Natalie grinned at him and slammed the door, then walked around to th
e driver’s side and got in. “Where to, sir?”
“Home,” Ash said, trying to figure out why his vision was going dark at the edges. He leaned his head back against the seat. “My house.”
“Aunt Angie has chicken potpie cooking, especially for you.”
“Please don’t, Nat. I can’t eat. All I want to do is sleep.” He closed his eyes, but he could feel his sister’s gaze on him.
“Okay, but you’re the one who’s going to have to tell her. I’m not about to try and convince her that you’re better off home alone.”
“No problem,” Ash whispered, grimacing at the pain in his side. “Go by the drugstore first. I’ve got a prescription for pain meds.”
Natalie drove to the pharmacy and filled his prescription, then took him to his house, carried his bag inside for him, fetched him a big glass of water, and admonished him to keep his phone by his bed and drink plenty of liquids.
As soon as she left, he took a pill, then eased his weight down on the bed. He unbuttoned his shirt, amazed that the simple task was so hard. He tried to lift a leg to toe off his shoe, but it hurt too much. Gingerly, he lay back on the pillows without trying to undress any further.
He closed his eyes, but all he could see behind his lids was Rachel gasping for air around Chief Hammond’s choke hold.
He remembered diving for Hammond, praying that the chief would instinctively let go of Rachel and turn his weapon on him.
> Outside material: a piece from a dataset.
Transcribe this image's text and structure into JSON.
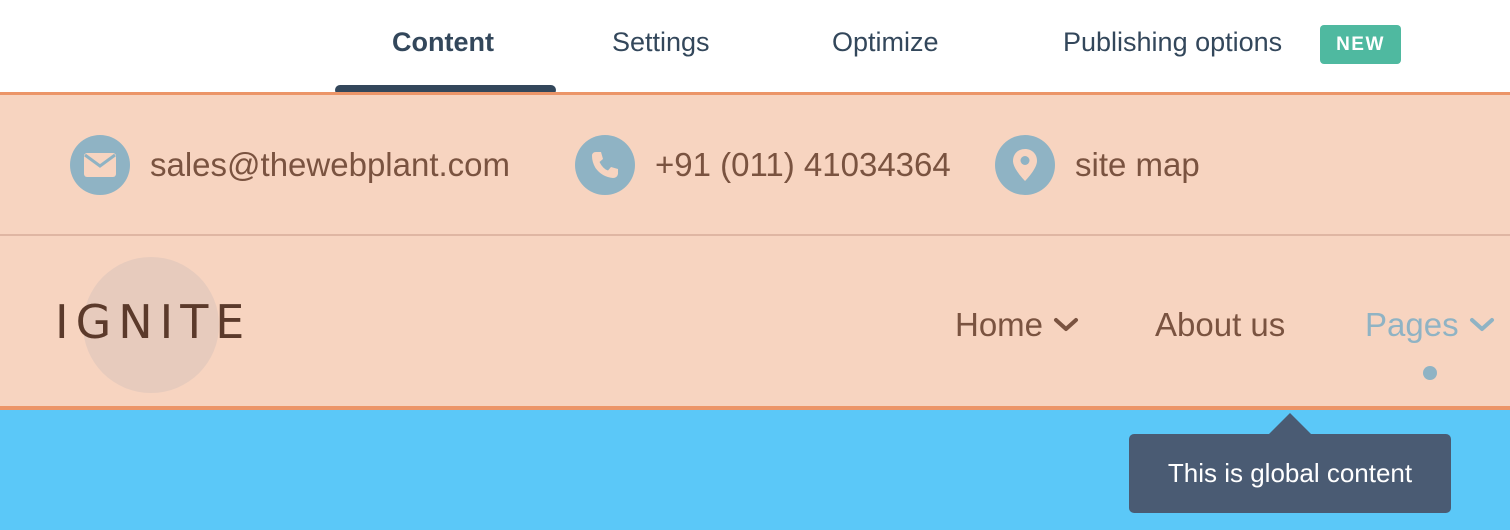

It had been a desperate choice. Do nothing and let Rachel die. Or bet her life on Hammond’s reaction.
He didn’t find out whether she had survived until he’d woken up after surgery. A nurse had checked for him and reported that she had been released from the Emergency Room and her mother had picked her up.
He threw his arm over his face and pretended the dampness in his eyes was just a reaction to the pain. That was all. It wasn’t because now he knew that he finally did believe in forever, but it was too little, too late.